Enhance Avalanche Library to Support Time Series Data and Models

ContinualAI / avalanche

Avalanche: an End-to-End Library for Continual Learning based on PyTorch.

http://avalanche.continualai.org

MIT License

1.78k stars 290 forks source link

Enhance Avalanche Library to Support Time Series Data and Models #1490

Open irosyadi opened 1 year ago

irosyadi commented 1 year ago

Background Motivation: Currently, Avalanche library lacks comprehensive support for time series data, which has become increasingly popular in industrial settings and language models.

To address this gap, I propose the inclusion of time series models like simple 1D CNN or LSTM, and time series datasets such as ECG or Physionet Challenge into Avalanche. This enhancement would greatly benefit users who require continual learning capabilities for time series tasks, offering a more versatile and valuable toolset.

Thank you for considering this feature request.

AntonioCarta commented 1 year ago

Thanks for the suggestion. I see there is a growing interest in the area. Do you have some benchmarks in mind that are already used in the literature? Would you be available to prepare a pull request to add them?

irosyadi commented 1 year ago

The most frequently used benchmark in time series classification/regression is the UCR datasets, which consists of 128 time-series datasets. Both sktime (a Tensorflow-based Python package) and tsai (a Pytorch-based Python package) have provided comprehensive solutions for data handling and model development, including the SoTA.

Research regarding continual learning with time-series data using Avalanche has already been conducted. The research, titled "Continual Learning for Human State Monitoring", uses the WESAD dataset which is designed for wearable stress and affect detection. The coding information can be found at the following GitHub link: fexed/CLforHSM.

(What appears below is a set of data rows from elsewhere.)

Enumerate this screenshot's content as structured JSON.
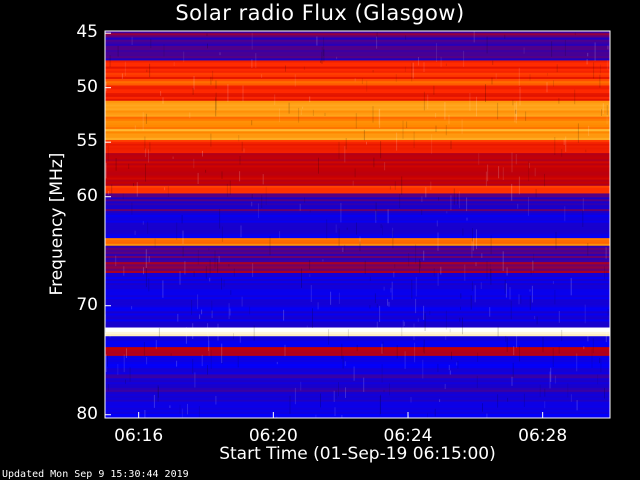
{
  "chart_data": {
    "type": "heatmap",
    "title": "Solar radio Flux (Glasgow)",
    "xlabel": "Start Time (01-Sep-19 06:15:00)",
    "ylabel": "Frequency [MHz]",
    "x_ticks": [
      "06:16",
      "06:20",
      "06:24",
      "06:28"
    ],
    "x_tick_minutes": [
      1,
      5,
      9,
      13
    ],
    "x_range_minutes": [
      0,
      15
    ],
    "y_ticks": [
      45,
      50,
      55,
      60,
      70,
      80
    ],
    "y_range_mhz": [
      44.8,
      80.3
    ],
    "colormap": [
      "#0000ff",
      "#1a00c8",
      "#8c0046",
      "#c80000",
      "#ff2a00",
      "#ff8a00",
      "#ffd24a",
      "#ffffff"
    ],
    "bands": [
      {
        "f0": 44.8,
        "f1": 45.4,
        "level": 0.25
      },
      {
        "f0": 45.4,
        "f1": 47.5,
        "level": 0.18
      },
      {
        "f0": 47.5,
        "f1": 49.2,
        "level": 0.55
      },
      {
        "f0": 49.2,
        "f1": 49.8,
        "level": 0.62
      },
      {
        "f0": 49.8,
        "f1": 51.2,
        "level": 0.52
      },
      {
        "f0": 51.2,
        "f1": 51.9,
        "level": 0.78
      },
      {
        "f0": 51.9,
        "f1": 53.8,
        "level": 0.72
      },
      {
        "f0": 53.8,
        "f1": 54.8,
        "level": 0.76
      },
      {
        "f0": 54.8,
        "f1": 56.0,
        "level": 0.55
      },
      {
        "f0": 56.0,
        "f1": 59.0,
        "level": 0.4
      },
      {
        "f0": 59.0,
        "f1": 59.7,
        "level": 0.6
      },
      {
        "f0": 59.7,
        "f1": 61.5,
        "level": 0.18
      },
      {
        "f0": 61.5,
        "f1": 63.8,
        "level": 0.08
      },
      {
        "f0": 63.8,
        "f1": 64.5,
        "level": 0.72
      },
      {
        "f0": 64.5,
        "f1": 66.0,
        "level": 0.2
      },
      {
        "f0": 66.0,
        "f1": 67.0,
        "level": 0.3
      },
      {
        "f0": 67.0,
        "f1": 72.0,
        "level": 0.08
      },
      {
        "f0": 72.0,
        "f1": 72.8,
        "level": 0.98
      },
      {
        "f0": 72.8,
        "f1": 73.8,
        "level": 0.05
      },
      {
        "f0": 73.8,
        "f1": 74.6,
        "level": 0.38
      },
      {
        "f0": 74.6,
        "f1": 76.3,
        "level": 0.05
      },
      {
        "f0": 76.3,
        "f1": 78.8,
        "level": 0.13
      },
      {
        "f0": 78.8,
        "f1": 80.3,
        "level": 0.06
      }
    ]
  },
  "footer": "Updated Mon Sep  9 15:30:44 2019"
}
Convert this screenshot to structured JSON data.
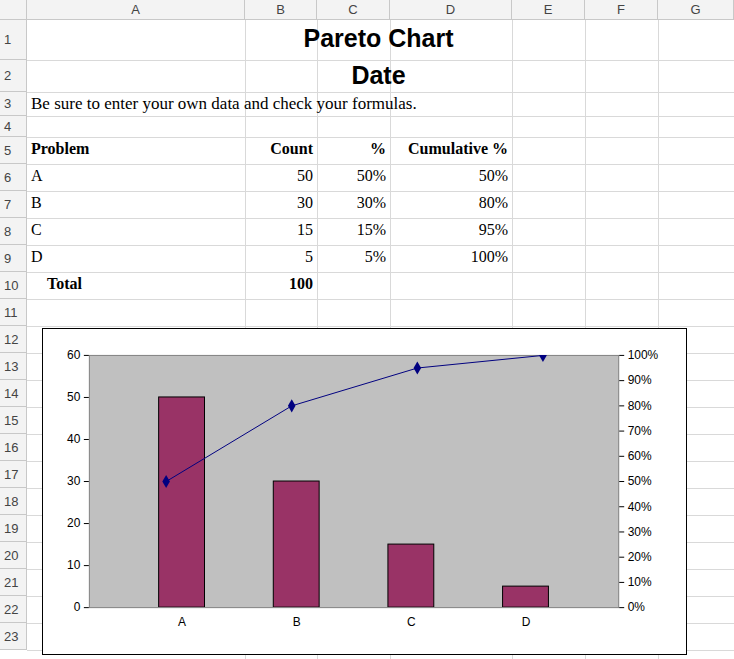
{
  "sheet": {
    "column_headers": [
      "A",
      "B",
      "C",
      "D",
      "E",
      "F",
      "G"
    ],
    "row_headers": [
      1,
      2,
      3,
      4,
      5,
      6,
      7,
      8,
      9,
      10,
      11,
      12,
      13,
      14,
      15,
      16,
      17,
      18,
      19,
      20,
      21,
      22,
      23
    ],
    "title": "Pareto Chart",
    "subtitle": "Date",
    "note": "Be sure to enter your own data and check your formulas.",
    "table": {
      "header": [
        "Problem",
        "Count",
        "%",
        "Cumulative %"
      ],
      "rows": [
        [
          "A",
          50,
          "50%",
          "50%"
        ],
        [
          "B",
          30,
          "30%",
          "80%"
        ],
        [
          "C",
          15,
          "15%",
          "95%"
        ],
        [
          "D",
          5,
          "5%",
          "100%"
        ]
      ],
      "total": [
        "Total",
        100
      ]
    }
  },
  "chart_data": {
    "type": "bar",
    "categories": [
      "A",
      "B",
      "C",
      "D"
    ],
    "series": [
      {
        "type": "bar",
        "color": "#993366",
        "values": [
          50,
          30,
          15,
          5
        ]
      },
      {
        "type": "line",
        "axis": "y2",
        "color": "#000080",
        "marker": "diamond",
        "values": [
          50,
          80,
          95,
          100
        ]
      }
    ],
    "ylim": [
      0,
      60
    ],
    "yticks": [
      0,
      10,
      20,
      30,
      40,
      50,
      60
    ],
    "y2lim": [
      0,
      100
    ],
    "y2ticks": [
      {
        "value": 0,
        "label": "0%"
      },
      {
        "value": 10,
        "label": "10%"
      },
      {
        "value": 20,
        "label": "20%"
      },
      {
        "value": 30,
        "label": "30%"
      },
      {
        "value": 40,
        "label": "40%"
      },
      {
        "value": 50,
        "label": "50%"
      },
      {
        "value": 60,
        "label": "60%"
      },
      {
        "value": 70,
        "label": "70%"
      },
      {
        "value": 80,
        "label": "80%"
      },
      {
        "value": 90,
        "label": "90%"
      },
      {
        "value": 100,
        "label": "100%"
      }
    ],
    "grid": false
  }
}
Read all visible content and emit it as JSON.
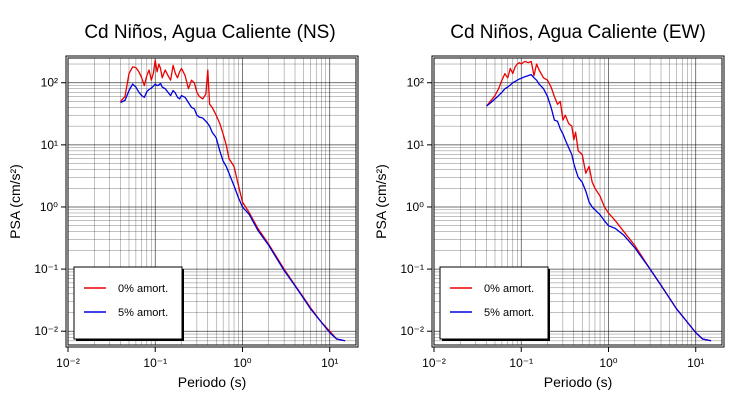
{
  "colors": {
    "series_0": "#ee0000",
    "series_5": "#0000dd",
    "grid": "#000000"
  },
  "chart_data": [
    {
      "type": "line",
      "title": "Cd Niños, Agua Caliente (NS)",
      "xlabel": "Periodo (s)",
      "ylabel": "PSA (cm/s²)",
      "xscale": "log",
      "yscale": "log",
      "xlim": [
        0.01,
        20
      ],
      "ylim": [
        0.006,
        250
      ],
      "xticks": [
        "10⁻²",
        "10⁻¹",
        "10⁰",
        "10¹"
      ],
      "yticks": [
        "10⁻²",
        "10⁻¹",
        "10⁰",
        "10¹",
        "10²"
      ],
      "grid": true,
      "legend_position": "bottom-left",
      "series": [
        {
          "name": "0% amort.",
          "color": "#ee0000",
          "x": [
            0.04,
            0.045,
            0.05,
            0.055,
            0.06,
            0.065,
            0.07,
            0.075,
            0.08,
            0.085,
            0.09,
            0.095,
            0.1,
            0.105,
            0.11,
            0.115,
            0.12,
            0.13,
            0.14,
            0.15,
            0.16,
            0.17,
            0.18,
            0.19,
            0.2,
            0.22,
            0.24,
            0.26,
            0.28,
            0.3,
            0.32,
            0.35,
            0.38,
            0.4,
            0.42,
            0.45,
            0.5,
            0.55,
            0.6,
            0.65,
            0.7,
            0.8,
            0.9,
            1.0,
            1.2,
            1.5,
            2,
            3,
            4,
            5,
            6,
            8,
            10,
            12,
            15
          ],
          "y": [
            50,
            60,
            140,
            180,
            175,
            150,
            120,
            90,
            130,
            160,
            110,
            140,
            230,
            150,
            200,
            170,
            120,
            160,
            130,
            110,
            190,
            140,
            120,
            150,
            170,
            130,
            80,
            110,
            100,
            70,
            60,
            55,
            65,
            160,
            45,
            40,
            30,
            22,
            15,
            10,
            6,
            4.5,
            2.2,
            1.2,
            0.8,
            0.45,
            0.25,
            0.1,
            0.055,
            0.035,
            0.024,
            0.014,
            0.01,
            0.0075,
            0.007
          ]
        },
        {
          "name": "5% amort.",
          "color": "#0000dd",
          "x": [
            0.04,
            0.045,
            0.05,
            0.055,
            0.06,
            0.065,
            0.07,
            0.075,
            0.08,
            0.085,
            0.09,
            0.095,
            0.1,
            0.105,
            0.11,
            0.115,
            0.12,
            0.13,
            0.14,
            0.15,
            0.16,
            0.17,
            0.18,
            0.19,
            0.2,
            0.22,
            0.24,
            0.26,
            0.28,
            0.3,
            0.32,
            0.35,
            0.38,
            0.4,
            0.42,
            0.45,
            0.5,
            0.55,
            0.6,
            0.65,
            0.7,
            0.8,
            0.9,
            1.0,
            1.2,
            1.5,
            2,
            3,
            4,
            5,
            6,
            8,
            10,
            12,
            15
          ],
          "y": [
            48,
            52,
            75,
            95,
            85,
            70,
            62,
            58,
            72,
            78,
            82,
            88,
            95,
            90,
            92,
            98,
            85,
            80,
            70,
            62,
            75,
            68,
            58,
            55,
            62,
            58,
            48,
            40,
            38,
            30,
            28,
            27,
            24,
            22,
            20,
            16,
            13,
            8,
            5.5,
            4.5,
            3.5,
            2.2,
            1.4,
            1.0,
            0.75,
            0.42,
            0.24,
            0.095,
            0.054,
            0.034,
            0.023,
            0.014,
            0.0095,
            0.0075,
            0.007
          ]
        }
      ]
    },
    {
      "type": "line",
      "title": "Cd Niños, Agua Caliente (EW)",
      "xlabel": "Periodo (s)",
      "ylabel": "PSA (cm/s²)",
      "xscale": "log",
      "yscale": "log",
      "xlim": [
        0.01,
        20
      ],
      "ylim": [
        0.006,
        250
      ],
      "xticks": [
        "10⁻²",
        "10⁻¹",
        "10⁰",
        "10¹"
      ],
      "yticks": [
        "10⁻²",
        "10⁻¹",
        "10⁰",
        "10¹",
        "10²"
      ],
      "grid": true,
      "legend_position": "bottom-left",
      "series": [
        {
          "name": "0% amort.",
          "color": "#ee0000",
          "x": [
            0.04,
            0.045,
            0.05,
            0.055,
            0.06,
            0.065,
            0.07,
            0.075,
            0.08,
            0.085,
            0.09,
            0.095,
            0.1,
            0.11,
            0.12,
            0.13,
            0.14,
            0.15,
            0.16,
            0.18,
            0.2,
            0.22,
            0.24,
            0.26,
            0.28,
            0.3,
            0.32,
            0.35,
            0.38,
            0.4,
            0.42,
            0.45,
            0.5,
            0.55,
            0.6,
            0.65,
            0.7,
            0.8,
            0.9,
            1.0,
            1.2,
            1.5,
            2,
            3,
            4,
            5,
            6,
            8,
            10,
            12,
            15
          ],
          "y": [
            42,
            52,
            62,
            80,
            110,
            140,
            120,
            170,
            140,
            180,
            200,
            210,
            200,
            220,
            210,
            220,
            130,
            200,
            160,
            120,
            110,
            85,
            60,
            45,
            50,
            25,
            30,
            22,
            20,
            12,
            16,
            8,
            7,
            3.5,
            4.5,
            2.5,
            2,
            1.5,
            1,
            0.8,
            0.6,
            0.4,
            0.24,
            0.1,
            0.055,
            0.034,
            0.023,
            0.014,
            0.0095,
            0.0075,
            0.007
          ]
        },
        {
          "name": "5% amort.",
          "color": "#0000dd",
          "x": [
            0.04,
            0.045,
            0.05,
            0.055,
            0.06,
            0.065,
            0.07,
            0.075,
            0.08,
            0.085,
            0.09,
            0.095,
            0.1,
            0.11,
            0.12,
            0.13,
            0.14,
            0.15,
            0.16,
            0.18,
            0.2,
            0.22,
            0.24,
            0.26,
            0.28,
            0.3,
            0.32,
            0.35,
            0.38,
            0.4,
            0.42,
            0.45,
            0.5,
            0.55,
            0.6,
            0.65,
            0.7,
            0.8,
            0.9,
            1.0,
            1.2,
            1.5,
            2,
            3,
            4,
            5,
            6,
            8,
            10,
            12,
            15
          ],
          "y": [
            42,
            48,
            55,
            62,
            70,
            80,
            85,
            92,
            100,
            105,
            110,
            115,
            118,
            125,
            130,
            135,
            120,
            110,
            95,
            80,
            60,
            40,
            25,
            24,
            18,
            15,
            12,
            9,
            7,
            5,
            4,
            3,
            2.5,
            1.8,
            1.2,
            1,
            0.9,
            0.75,
            0.6,
            0.5,
            0.45,
            0.35,
            0.22,
            0.1,
            0.055,
            0.034,
            0.023,
            0.014,
            0.0095,
            0.0075,
            0.007
          ]
        }
      ]
    }
  ]
}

This article, "Continual Deep Learning for Time Series Modeling", provides a review of the ongoing development of CL for time series data.

AntonioCarta commented 1 year ago

@AndreaCossu is an author of the CLforHSM paper. @AndreaCossu what do you think? Bringing the time series data in avalanche may require additional dependencies. Maybe a middle ground solution could be providing a page in the documentation where we list papers using Avalanche categorized by their applications? This way, people can see that different use cases but we don't have to centralize everything in Avalanche, which may be expensive to maintain.

AndreaCossu commented 1 year ago

The inclusion of custom models to deal with temporal data is not necessary, since any PyTorch model works in Avalanche as well. We already provide a very simple sequence classifier, but other models can be easily created.
We have an example on how to implement a continual learning pipeline for sequence classification here
I agree that including some benchmarks for time series would be helpful. However, I don't think adding a popular time series data would help much. Instead, it would be very nice to include time series benchmarks that are used in continual learning. I would be happy to review a PR about this. As for the dependencies, if they are widely used/well maintained I think we could consider adding 1 or 2 (optional).